Afinal, fazendo parte do meu trabalho estar nesse meio, não seria suportável carregar o sofrimento de cada caso que diariamente aparece.
Aos poucos a gente vai deixando de ver uma lágrima, uma dor, um gesto de desespero, perdendo igualmente a capacidade de ver injustiças. A máquina judiciária, como chamam, nos torna engrenagem, dentes de um mecanismo triturador de pessoas e vidas.
Só me dei conta disso, no dia em que, estando fazendo mestrado em São Paulo, fui visitar uma cadeia fora da condição de juiz, como estudante. O preso que falava comigo também sequer tinha ideia de que eu era um juiz, e conversamos algum tempo, em um dos corredores do Parada Neto, em Guarulhos.
A certa altura do papo, o preso colocou a mão no meu ombro e eu vi uma lágrima escorrendo no seu rosto. De repente, o susto. O mais impressionante é que eu já tinha visto tantas lágrimas, mas tantas, e aquela era a primeira que eu percebia aquele liquido como lágrima de verdade. Pensei e disse, em silêncio, para mim mesmo: – preso chora!

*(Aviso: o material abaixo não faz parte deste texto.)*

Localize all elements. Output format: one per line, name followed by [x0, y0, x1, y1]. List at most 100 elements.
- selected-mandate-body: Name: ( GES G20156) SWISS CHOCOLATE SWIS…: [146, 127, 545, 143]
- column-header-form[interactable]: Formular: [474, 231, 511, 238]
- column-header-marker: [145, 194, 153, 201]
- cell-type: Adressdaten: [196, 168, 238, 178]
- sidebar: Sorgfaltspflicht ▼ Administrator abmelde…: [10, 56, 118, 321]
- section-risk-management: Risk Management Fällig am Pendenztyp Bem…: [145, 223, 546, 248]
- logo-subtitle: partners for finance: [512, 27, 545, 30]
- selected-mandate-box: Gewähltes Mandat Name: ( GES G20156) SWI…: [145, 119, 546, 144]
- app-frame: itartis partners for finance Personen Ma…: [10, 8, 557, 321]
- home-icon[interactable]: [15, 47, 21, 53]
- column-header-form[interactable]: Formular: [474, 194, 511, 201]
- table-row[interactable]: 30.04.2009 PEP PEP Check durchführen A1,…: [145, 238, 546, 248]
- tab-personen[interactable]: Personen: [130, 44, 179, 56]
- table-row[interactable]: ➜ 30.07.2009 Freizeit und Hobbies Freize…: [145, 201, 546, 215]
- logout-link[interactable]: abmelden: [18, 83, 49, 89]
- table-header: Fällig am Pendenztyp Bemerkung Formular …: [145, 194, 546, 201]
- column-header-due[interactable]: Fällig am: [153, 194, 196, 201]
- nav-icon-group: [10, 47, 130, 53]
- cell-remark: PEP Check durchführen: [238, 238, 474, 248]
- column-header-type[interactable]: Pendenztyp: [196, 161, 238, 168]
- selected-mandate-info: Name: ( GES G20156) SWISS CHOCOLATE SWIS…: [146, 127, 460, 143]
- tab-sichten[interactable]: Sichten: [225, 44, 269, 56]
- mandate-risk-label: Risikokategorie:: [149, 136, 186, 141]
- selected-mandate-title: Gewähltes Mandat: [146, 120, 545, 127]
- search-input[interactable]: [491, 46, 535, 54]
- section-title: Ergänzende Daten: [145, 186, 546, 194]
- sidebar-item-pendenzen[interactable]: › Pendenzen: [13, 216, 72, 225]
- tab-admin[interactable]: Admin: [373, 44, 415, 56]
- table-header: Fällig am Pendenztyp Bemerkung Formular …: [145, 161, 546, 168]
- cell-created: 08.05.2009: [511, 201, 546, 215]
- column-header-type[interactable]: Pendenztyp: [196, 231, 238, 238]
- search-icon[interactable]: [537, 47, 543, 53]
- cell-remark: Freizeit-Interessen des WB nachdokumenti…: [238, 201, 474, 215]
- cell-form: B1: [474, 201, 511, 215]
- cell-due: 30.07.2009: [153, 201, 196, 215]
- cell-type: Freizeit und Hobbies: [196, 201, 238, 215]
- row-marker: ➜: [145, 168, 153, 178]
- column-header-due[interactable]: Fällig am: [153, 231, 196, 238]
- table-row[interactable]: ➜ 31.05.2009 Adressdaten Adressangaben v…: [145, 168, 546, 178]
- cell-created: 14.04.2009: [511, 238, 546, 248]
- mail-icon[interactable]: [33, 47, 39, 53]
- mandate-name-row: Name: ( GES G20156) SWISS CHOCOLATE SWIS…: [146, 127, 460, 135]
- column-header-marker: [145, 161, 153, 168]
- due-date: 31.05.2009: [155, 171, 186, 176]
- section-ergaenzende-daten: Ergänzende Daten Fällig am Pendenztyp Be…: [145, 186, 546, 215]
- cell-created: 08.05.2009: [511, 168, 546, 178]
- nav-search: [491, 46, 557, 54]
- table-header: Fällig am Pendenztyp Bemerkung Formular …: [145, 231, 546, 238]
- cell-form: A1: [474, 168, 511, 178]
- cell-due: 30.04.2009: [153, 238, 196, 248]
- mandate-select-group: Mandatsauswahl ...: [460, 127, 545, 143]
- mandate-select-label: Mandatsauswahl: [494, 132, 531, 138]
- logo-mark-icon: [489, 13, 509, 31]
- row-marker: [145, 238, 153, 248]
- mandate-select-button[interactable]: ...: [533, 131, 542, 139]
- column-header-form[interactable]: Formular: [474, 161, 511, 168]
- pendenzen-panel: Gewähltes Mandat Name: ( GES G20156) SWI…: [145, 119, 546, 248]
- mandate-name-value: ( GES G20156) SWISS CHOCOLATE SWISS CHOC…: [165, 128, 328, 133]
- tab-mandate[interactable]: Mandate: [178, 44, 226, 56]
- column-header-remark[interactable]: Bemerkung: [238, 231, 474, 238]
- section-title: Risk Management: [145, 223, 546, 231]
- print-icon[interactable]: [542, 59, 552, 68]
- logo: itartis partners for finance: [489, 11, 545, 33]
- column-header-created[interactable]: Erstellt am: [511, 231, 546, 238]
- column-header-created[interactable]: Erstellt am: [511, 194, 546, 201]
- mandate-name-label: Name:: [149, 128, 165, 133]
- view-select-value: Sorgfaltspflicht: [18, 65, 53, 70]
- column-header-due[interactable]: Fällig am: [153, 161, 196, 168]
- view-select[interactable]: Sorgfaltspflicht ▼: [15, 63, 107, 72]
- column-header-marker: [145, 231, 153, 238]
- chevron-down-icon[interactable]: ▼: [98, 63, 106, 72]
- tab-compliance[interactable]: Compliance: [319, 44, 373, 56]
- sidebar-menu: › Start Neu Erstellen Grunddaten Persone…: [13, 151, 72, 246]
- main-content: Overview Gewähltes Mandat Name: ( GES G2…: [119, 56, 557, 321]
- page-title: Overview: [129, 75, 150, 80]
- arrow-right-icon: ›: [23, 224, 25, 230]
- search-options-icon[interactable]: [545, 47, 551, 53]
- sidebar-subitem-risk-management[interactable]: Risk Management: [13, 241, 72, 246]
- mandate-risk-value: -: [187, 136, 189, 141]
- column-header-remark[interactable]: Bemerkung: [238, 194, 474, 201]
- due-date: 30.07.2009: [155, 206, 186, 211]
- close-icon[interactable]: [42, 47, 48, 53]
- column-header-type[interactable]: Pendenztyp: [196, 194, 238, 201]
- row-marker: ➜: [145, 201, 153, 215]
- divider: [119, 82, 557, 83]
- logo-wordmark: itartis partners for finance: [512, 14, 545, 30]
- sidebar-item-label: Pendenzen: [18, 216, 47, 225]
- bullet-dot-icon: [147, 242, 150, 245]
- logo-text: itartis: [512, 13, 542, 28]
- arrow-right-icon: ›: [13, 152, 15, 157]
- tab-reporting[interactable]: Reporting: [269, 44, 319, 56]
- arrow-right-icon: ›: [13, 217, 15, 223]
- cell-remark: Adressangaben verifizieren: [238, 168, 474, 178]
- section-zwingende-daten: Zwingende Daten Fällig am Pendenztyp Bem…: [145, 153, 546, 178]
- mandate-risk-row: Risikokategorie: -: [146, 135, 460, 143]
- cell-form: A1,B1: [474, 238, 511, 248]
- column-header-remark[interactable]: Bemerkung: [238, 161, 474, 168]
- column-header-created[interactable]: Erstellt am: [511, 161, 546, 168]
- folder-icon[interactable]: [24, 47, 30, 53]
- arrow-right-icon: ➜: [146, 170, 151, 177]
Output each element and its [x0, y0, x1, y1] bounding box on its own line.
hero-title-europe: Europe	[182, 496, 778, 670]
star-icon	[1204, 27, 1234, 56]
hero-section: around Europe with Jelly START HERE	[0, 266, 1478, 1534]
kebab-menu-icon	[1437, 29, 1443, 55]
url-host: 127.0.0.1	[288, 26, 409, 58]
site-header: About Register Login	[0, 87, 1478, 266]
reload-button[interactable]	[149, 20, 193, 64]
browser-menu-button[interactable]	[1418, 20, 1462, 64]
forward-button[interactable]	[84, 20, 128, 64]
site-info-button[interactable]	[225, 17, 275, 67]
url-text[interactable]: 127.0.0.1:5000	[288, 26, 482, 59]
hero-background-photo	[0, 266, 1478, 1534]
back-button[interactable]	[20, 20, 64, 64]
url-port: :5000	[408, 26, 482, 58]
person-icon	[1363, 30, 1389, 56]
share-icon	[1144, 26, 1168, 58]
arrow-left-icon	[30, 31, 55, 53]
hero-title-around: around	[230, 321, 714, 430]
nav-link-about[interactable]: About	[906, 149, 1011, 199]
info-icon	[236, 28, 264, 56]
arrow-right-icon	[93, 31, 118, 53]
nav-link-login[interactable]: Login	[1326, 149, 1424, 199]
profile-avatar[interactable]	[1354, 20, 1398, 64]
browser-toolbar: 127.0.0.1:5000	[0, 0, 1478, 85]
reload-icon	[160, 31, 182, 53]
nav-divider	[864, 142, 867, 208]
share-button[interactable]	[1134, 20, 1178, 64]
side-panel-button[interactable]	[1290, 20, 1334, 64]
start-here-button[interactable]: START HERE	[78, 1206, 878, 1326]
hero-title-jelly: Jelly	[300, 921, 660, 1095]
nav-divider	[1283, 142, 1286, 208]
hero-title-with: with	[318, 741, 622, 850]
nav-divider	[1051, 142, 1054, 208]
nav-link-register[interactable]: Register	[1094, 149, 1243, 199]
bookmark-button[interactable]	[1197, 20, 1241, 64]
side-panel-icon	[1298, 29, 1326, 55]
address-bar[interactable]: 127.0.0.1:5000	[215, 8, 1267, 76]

Tento guardar aquele dia para sempre comigo, para não deixar de ver pessoas quando o que nos mostram, e nos cobram, é só número, estatística e papel.
Só conseguindo ver gente é que se consegue ser gente e fazer qualquer coisa que se pareça humana.
Cada lágrima de uma injustiça é uma gota de sangue da morte lenta de uma sociedade doente, cada lágrima não vista é uma pá de terra no nosso túmulo.
Comemorar lágrima, prisão e morte, coisa de seres decrépitos.